There is another reason why we can discount the feelings of a partner – accumulated anger and a sense of injustice. “Is this difficult for you? Yes, you live in chocolate! – such phrases we say when our pain or our contribution is not recognized. Try not to devalue the significance of the experiences of a loved one, listen to him.

3. Phrases that make a partner feel unworthy, inadequate, bad

If you look closely and analyze, at the heart of many quarrels is the struggle: “Admit that I am good! Admit that I’m not as bad as you claim!” It is vitally important for us to feel good in the eyes of our loved ones. Then we want to spend time together and invest in relationships, feel needed, valued, loved. If it seems that the partner considers us not too worthy and pleasant, it hurts. I want to defend, attack or close, hide. Such phrases deeply hurt and leave an unpleasant mark on the soul.

  • You can’t be trusted with anything.
  • What to take from you!
  • You never… (e.g. don’t clean up after yourself)
  • Are you crazy?
  • It is easier to negotiate with our child than with you.
  • For the extra savvy: … (explanation follows)
  • You are not asked.
  • Only a complete idiot would do such a thing!
  • All my friends have normal wives, I got one.
  • You are not capable of anything!

You need to express your anger, resentment and discontent.
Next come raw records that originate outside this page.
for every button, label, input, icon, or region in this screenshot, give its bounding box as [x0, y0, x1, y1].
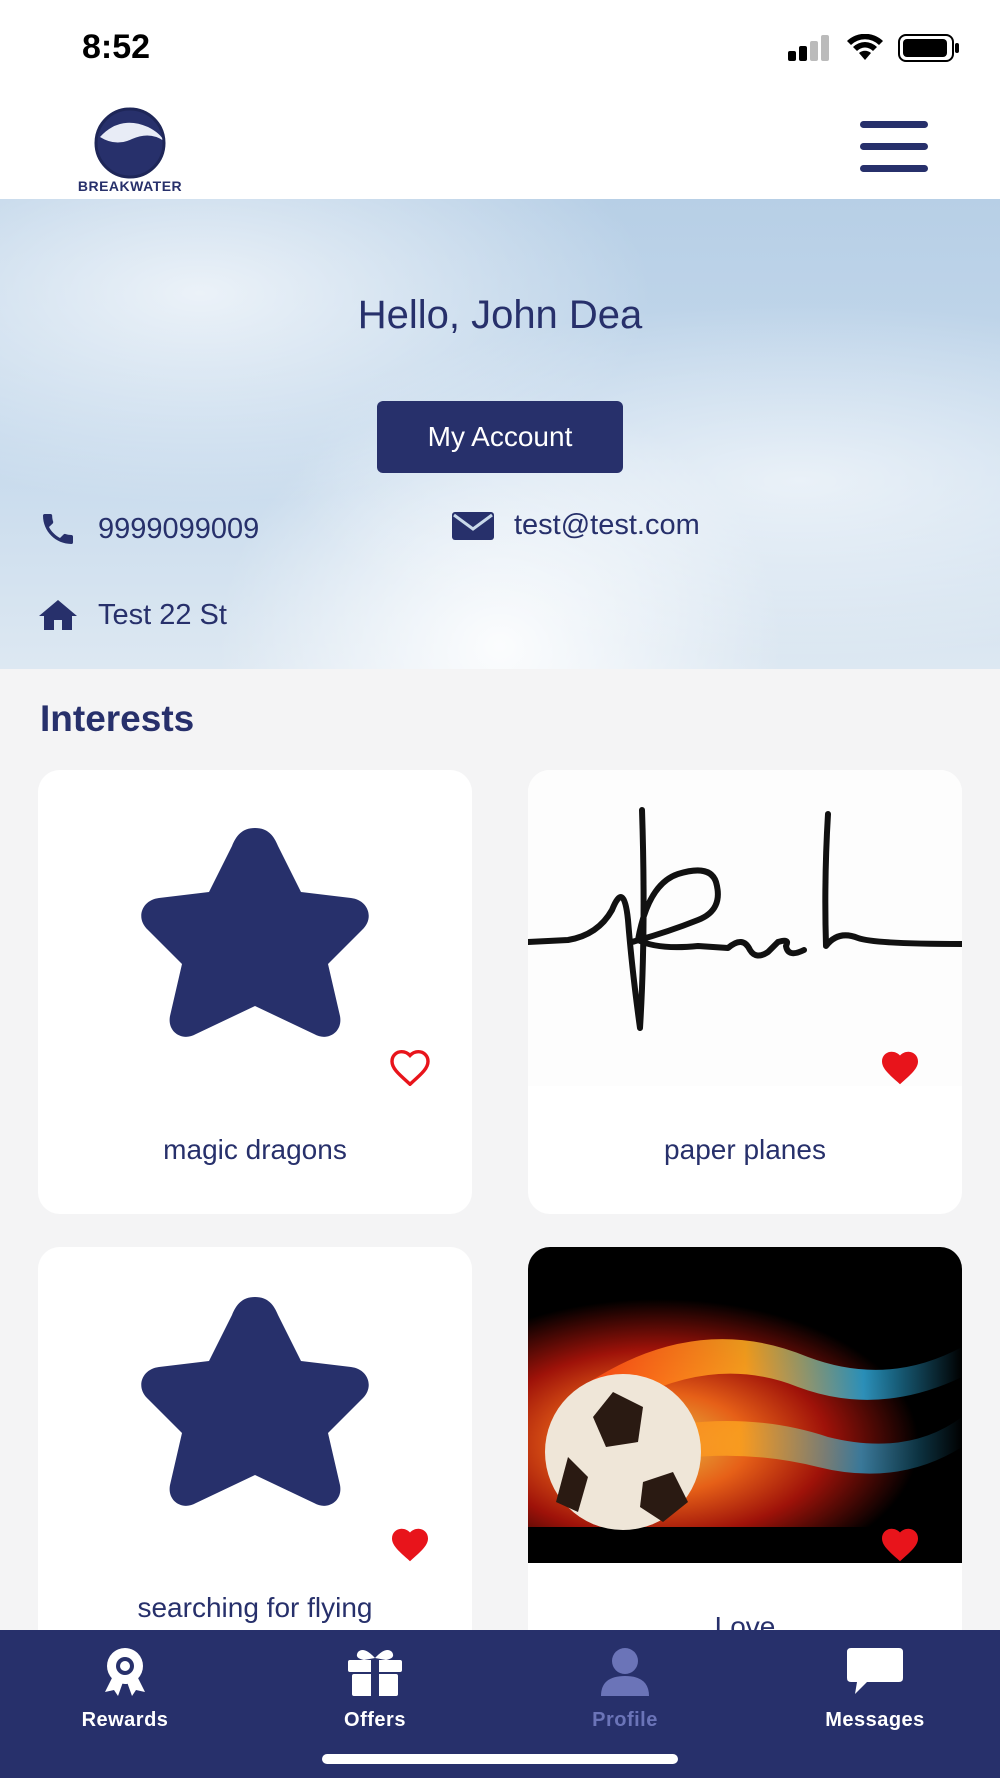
phone-icon	[43, 514, 73, 544]
interest-label: paper planes	[664, 1134, 826, 1165]
logo-text: BREAKWATER	[77, 178, 183, 194]
interests-title: Interests	[40, 698, 195, 739]
nav-label: Rewards	[81, 1709, 169, 1731]
app-header: BREAKWATER	[0, 95, 1000, 199]
signature-image	[528, 770, 962, 1086]
nav-label: Messages	[825, 1709, 925, 1731]
home-icon	[39, 600, 77, 630]
nav-label: Profile	[592, 1709, 658, 1731]
phone-number: 9999099009	[98, 512, 260, 545]
nav-messages[interactable]: Messages	[750, 1646, 1000, 1732]
email-info[interactable]: test@test.com	[452, 509, 700, 542]
interest-card[interactable]: paper planes	[528, 770, 962, 1214]
heart-filled-icon[interactable]	[879, 1527, 921, 1563]
hamburger-menu-button[interactable]	[860, 121, 928, 173]
interest-label: searching for flying	[137, 1592, 373, 1623]
envelope-icon	[452, 511, 494, 540]
breakwater-logo[interactable]: BREAKWATER	[60, 105, 200, 194]
address-text: Test 22 St	[98, 598, 227, 631]
interest-card[interactable]: magic dragons	[38, 770, 472, 1214]
chat-bubble-icon	[847, 1648, 903, 1694]
home-indicator	[322, 1754, 678, 1764]
interest-card[interactable]: searching for flying	[38, 1247, 472, 1691]
nav-rewards[interactable]: Rewards	[0, 1646, 250, 1732]
signal-icon	[788, 35, 829, 61]
address-info: Test 22 St	[38, 598, 227, 632]
profile-hero: Hello, John Dea My Account 9999099009 te…	[0, 199, 1000, 669]
interest-label: magic dragons	[163, 1134, 347, 1165]
battery-icon	[898, 34, 959, 62]
phone-info[interactable]: 9999099009	[38, 509, 259, 549]
star-icon	[141, 828, 369, 1037]
nav-offers[interactable]: Offers	[250, 1646, 500, 1732]
menu-bar	[860, 165, 928, 172]
heart-outline-icon[interactable]	[389, 1050, 431, 1086]
heart-filled-icon[interactable]	[879, 1050, 921, 1086]
gift-icon	[348, 1650, 402, 1696]
flaming-soccer-ball-image	[528, 1247, 962, 1563]
status-bar: 8:52	[0, 0, 1000, 95]
nav-label: Offers	[344, 1709, 406, 1731]
nav-profile[interactable]: Profile	[500, 1646, 750, 1732]
menu-bar	[860, 121, 928, 128]
status-time: 8:52	[82, 28, 151, 66]
interest-card[interactable]: Love	[528, 1247, 962, 1691]
wifi-icon	[847, 34, 883, 60]
award-ribbon-icon	[105, 1648, 145, 1696]
status-icons	[788, 34, 960, 62]
logo-icon	[94, 107, 166, 179]
greeting-text: Hello, John Dea	[357, 293, 643, 337]
my-account-button[interactable]: My Account	[377, 401, 623, 473]
heart-filled-icon[interactable]	[389, 1527, 431, 1563]
bottom-navigation: Rewards Offers Profile Messages	[0, 1630, 1000, 1778]
star-icon	[141, 1297, 369, 1506]
user-icon	[601, 1648, 649, 1696]
menu-bar	[860, 143, 928, 150]
email-address: test@test.com	[514, 509, 700, 541]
But it is worth learning to do this without insults, hints at the inadequacy of the partner. Try to use “I-messages” such as “It makes me angry when I ask you to do something and you don’t.” For many of us, hurtful words are a familiar way to express feelings, to convey our position. And open, respectful communication is seen as a foreign, forced script.

But love is a fragile flower. In order for it to grow stronger and flourish, you need careful handling of each other. Happy relationships give us so much that it’s definitely worth trying for them!

About the Developer

Yana Kataeva – family psychologist, emotionally focused therapist, author of the book “What is love, we have children.” Her blog.